Mount Maculod | |
---|---|
Mount Maculot | |
Highest point | |
Elevation | 957 m (3,140 ft) |
Prominence | 609 m (1,998 ft) |
Coordinates | 13°55′N121°03′E / 13.917°N 121.050°E |
Geography | |
Country | Philippines |
Region | Calabarzon |
Province | Batangas |
City/municipality | Cuenca |
Geology | |
Mountain type | Stratovolcano |
Volcanic arc/belt | Macolod Corridor |
Last eruption | Unknown |
Climbing | |
Easiest route | from Cuenca town center |
Mount Macolod (other spelling: Maculot) is a dormant stratovolcano located in the municipality of Cuenca, Batangas in the Philippines. Popular with mountain climbers and campers, it is the main tourist attraction of Cuenca.
The mountain is sacred to both Christians and Anitists. Every year on Holy Week, thousands of pilgrims from nearby towns and provinces climb the mountain as a form of penance.
The mountain is about 947 meters (3,107 ft) tall and is also located adjacent to Taal Lake. Mount Macolod and its 700-meter (2,300 ft) high volcanic rock wall called The Rockies are said to be part of Taal Caldera's crater rim. [1]
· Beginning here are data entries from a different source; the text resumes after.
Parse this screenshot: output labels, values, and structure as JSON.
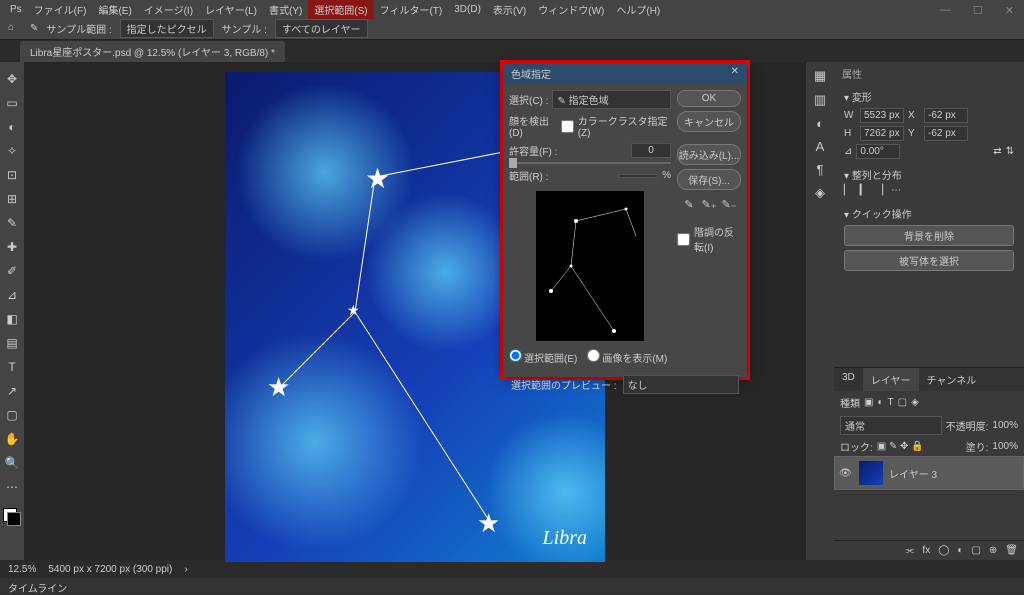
{
  "app": {
    "title": "Ps"
  },
  "menu": {
    "items": [
      "ファイル(F)",
      "編集(E)",
      "イメージ(I)",
      "レイヤー(L)",
      "書式(Y)",
      "選択範囲(S)",
      "フィルター(T)",
      "3D(D)",
      "表示(V)",
      "ウィンドウ(W)",
      "ヘルプ(H)"
    ],
    "selected_index": 5
  },
  "options": {
    "sample_area_lbl": "サンプル範囲 :",
    "sample_area_val": "指定したピクセル",
    "sample_lbl": "サンプル :",
    "sample_val": "すべてのレイヤー"
  },
  "tab": {
    "name": "Libra星座ポスター.psd @ 12.5% (レイヤー 3, RGB/8) *"
  },
  "poster": {
    "label": "Libra"
  },
  "status": {
    "zoom": "12.5%",
    "dims": "5400 px x 7200 px (300 ppi)"
  },
  "timeline": {
    "label": "タイムライン"
  },
  "props": {
    "title": "属性",
    "section": "変形",
    "w_lbl": "W",
    "w_val": "5523 px",
    "x_lbl": "X",
    "x_val": "-62 px",
    "h_lbl": "H",
    "h_val": "7262 px",
    "y_lbl": "Y",
    "y_val": "-62 px",
    "angle_val": "0.00°",
    "align_title": "整列と分布",
    "quick_title": "クイック操作",
    "quick_btn1": "背景を削除",
    "quick_btn2": "被写体を選択"
  },
  "layers": {
    "tabs": [
      "3D",
      "レイヤー",
      "チャンネル"
    ],
    "active_tab": 1,
    "kind_lbl": "種類",
    "blend": "通常",
    "opacity_lbl": "不透明度:",
    "opacity_val": "100%",
    "lock_lbl": "ロック:",
    "fill_lbl": "塗り:",
    "fill_val": "100%",
    "layer_name": "レイヤー 3"
  },
  "dialog": {
    "title": "色域指定",
    "select_lbl": "選択(C) :",
    "select_val": "✎ 指定色域",
    "face_detect": "顔を検出(D)",
    "cluster_chk": "カラークラスタ指定 (Z)",
    "fuzz_lbl": "許容量(F) :",
    "fuzz_val": "0",
    "range_lbl": "範囲(R) :",
    "range_val": "",
    "range_pct": "%",
    "radio1": "選択範囲(E)",
    "radio2": "画像を表示(M)",
    "preview_lbl": "選択範囲のプレビュー :",
    "preview_val": "なし",
    "ok": "OK",
    "cancel": "キャンセル",
    "load": "読み込み(L)...",
    "save": "保存(S)...",
    "invert": "階調の反転(I)"
  }
}
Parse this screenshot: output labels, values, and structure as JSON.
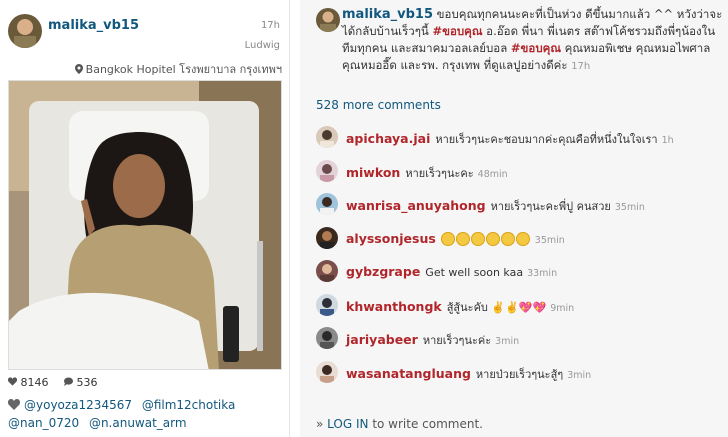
{
  "post": {
    "username": "malika_vb15",
    "time": "17h",
    "device": "Ludwig",
    "location": "Bangkok Hopitel โรงพยาบาล กรุงเทพฯ",
    "likes": "8146",
    "comments_count": "536",
    "likers": [
      "@yoyoza1234567",
      "@film12chotika",
      "@nan_0720",
      "@n.anuwat_arm"
    ]
  },
  "caption": {
    "username": "malika_vb15",
    "text_1": " ขอบคุณทุกคนนะคะที่เป็นห่วง ดีขึ้นมากแล้ว ^^ หวังว่าจะได้กลับบ้านเร็วๆนี้ ",
    "hashtag_1": "#ขอบคุณ",
    "text_2": " อ.อ๊อด พี่นา พี่เนตร สต๊าฟโค้ชรวมถึงพี่ๆน้องในทีมทุกคน และสมาคมวอลเลย์บอล ",
    "hashtag_2": "#ขอบคุณ",
    "text_3": " คุณหมอพิเชษ คุณหมอไพศาล คุณหมออี๊ด และรพ. กรุงเทพ ที่ดูแลปูอย่างดีค่ะ ",
    "time": "17h"
  },
  "more_comments": "528 more comments",
  "comments": [
    {
      "user": "apichaya.jai",
      "text": "หายเร็วๆนะคะชอบมากค่ะคุณคือที่หนึ่งในใจเรา",
      "time": "1h",
      "emojis": 0
    },
    {
      "user": "miwkon",
      "text": "หายเร็วๆนะคะ",
      "time": "48min",
      "emojis": 0
    },
    {
      "user": "wanrisa_anuyahong",
      "text": "หายเร็วๆนะคะพี่ปู คนสวย",
      "time": "35min",
      "emojis": 0
    },
    {
      "user": "alyssonjesus",
      "text": "",
      "time": "35min",
      "emojis": 6
    },
    {
      "user": "gybzgrape",
      "text": "Get well soon kaa",
      "time": "33min",
      "emojis": 0
    },
    {
      "user": "khwanthongk",
      "text": "สู้สู้นะคับ ✌️✌️💖💖",
      "time": "9min",
      "emojis": 0
    },
    {
      "user": "jariyabeer",
      "text": "หายเร็วๆนะค่ะ",
      "time": "3min",
      "emojis": 0
    },
    {
      "user": "wasanatangluang",
      "text": "หายป่วยเร็วๆนะสู้ๆ",
      "time": "3min",
      "emojis": 0
    }
  ],
  "login": {
    "prefix": "» ",
    "link": "LOG IN",
    "suffix": " to write comment."
  }
}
Based on studies on Taal, it is believed that an ancient Taal Cone was formed by buildup of large volume dacitic pyroclastic materials more than 140,000 years ago. Several major catastrophic eruptions probably between 27,000 and 5,000 years ago destroyed this greater Taal Cone and ultimately formed the 25-by-30-kilometre (16 mi × 19 mi) wide depression now known as Taal Caldera. This depression was filled by water, thus forming a lake. The younger Volcano Island was formed by numerous explosive hydrovolcanic eruptions in the middle of the lake after the collapse. [2]
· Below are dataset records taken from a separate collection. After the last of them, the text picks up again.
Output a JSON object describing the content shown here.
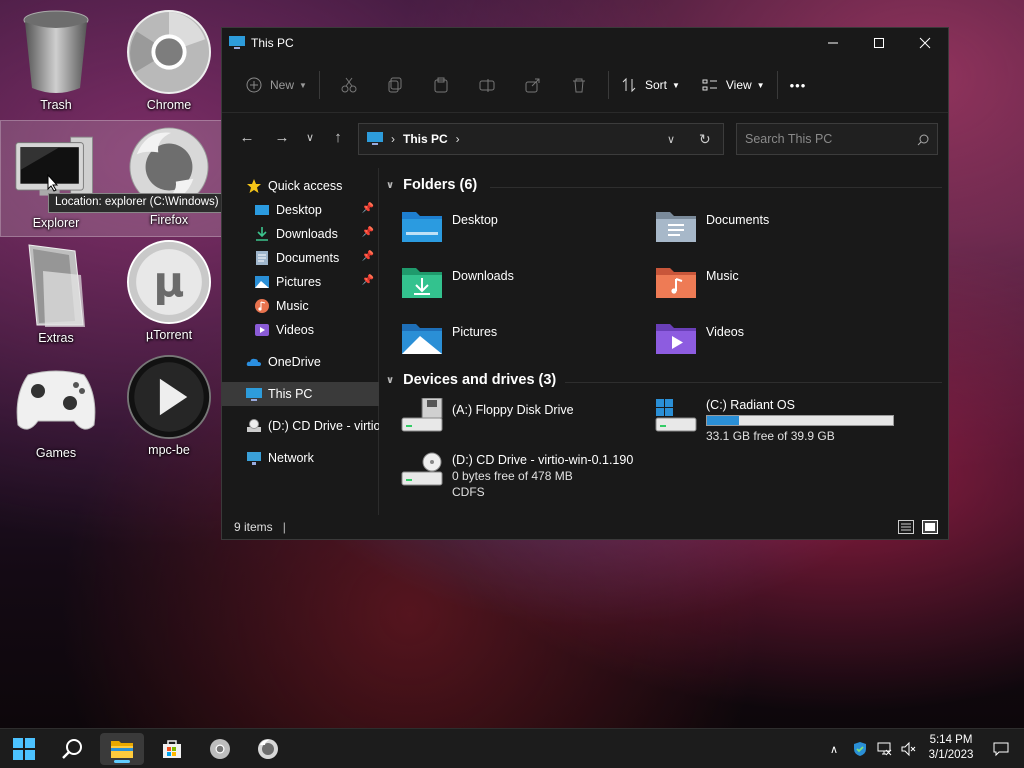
{
  "desktop": {
    "icons": [
      {
        "label": "Trash"
      },
      {
        "label": "Chrome"
      },
      {
        "label": "Explorer"
      },
      {
        "label": "Firefox"
      },
      {
        "label": "Extras"
      },
      {
        "label": "µTorrent"
      },
      {
        "label": "Games"
      },
      {
        "label": "mpc-be"
      }
    ],
    "tooltip": "Location: explorer (C:\\Windows)"
  },
  "window": {
    "title": "This PC",
    "toolbar": {
      "new_label": "New",
      "sort_label": "Sort",
      "view_label": "View",
      "more_label": "•••"
    },
    "address": {
      "path": "This PC",
      "separator": "›"
    },
    "search": {
      "placeholder": "Search This PC"
    },
    "sidebar": {
      "items": [
        {
          "label": "Quick access"
        },
        {
          "label": "Desktop"
        },
        {
          "label": "Downloads"
        },
        {
          "label": "Documents"
        },
        {
          "label": "Pictures"
        },
        {
          "label": "Music"
        },
        {
          "label": "Videos"
        },
        {
          "label": "OneDrive"
        },
        {
          "label": "This PC"
        },
        {
          "label": "(D:) CD Drive - virtio-win-0.1.190"
        },
        {
          "label": "Network"
        }
      ]
    },
    "content": {
      "folders_header": "Folders (6)",
      "folders": [
        {
          "label": "Desktop"
        },
        {
          "label": "Documents"
        },
        {
          "label": "Downloads"
        },
        {
          "label": "Music"
        },
        {
          "label": "Pictures"
        },
        {
          "label": "Videos"
        }
      ],
      "devices_header": "Devices and drives (3)",
      "drives": [
        {
          "label": "(A:) Floppy Disk Drive"
        },
        {
          "label": "(C:) Radiant OS",
          "free": "33.1 GB free of 39.9 GB",
          "used_fraction": 0.17
        },
        {
          "label": "(D:) CD Drive - virtio-win-0.1.190",
          "free": "0 bytes free of 478 MB",
          "fs": "CDFS"
        }
      ]
    },
    "status": {
      "items": "9 items"
    }
  },
  "taskbar": {
    "clock_time": "5:14 PM",
    "clock_date": "3/1/2023"
  },
  "colors": {
    "accent": "#60cdff",
    "drive_bar": "#2a8fd6",
    "window_bg": "#191919"
  }
}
The slopes of the previous volcano now formed ridges surrounding the lake. Mount Macolod is not only a volcanic cone on the south side but also the highest caldera rim of the former Taal Cone. Tagaytay Ridge, to the north, is the northern rim of the caldera with Mount Sungay its highest elevation.
A caldera is a large cauldron-like hollow that forms shortly after the emptying of a magma chamber in a volcanic eruption. An eruption that ejects large volumes of magma over a short period of time can cause significant detriment to the structural integrity of such a chamber, greatly diminishing its capacity to support its own roof, and any substrate or rock resting above. The ground surface then collapses into the emptied or partially emptied magma chamber, leaving a large depression at the surface. Although sometimes described as a crater, the feature is actually a type of sinkhole, as it is formed through subsidence and collapse rather than an explosion or impact. Compared to the thousands of volcanic eruptions that occur over the course of a century, the formation of a caldera is a rare event, occurring only a few times within a given window of 100 years. Only eight caldera-forming collapses are known to have occurred between 1911 and 2018, with a caldera collapse at Kīlauea, Hawaii in 2018. Volcanoes that have formed a caldera are sometimes described as "caldera volcanoes".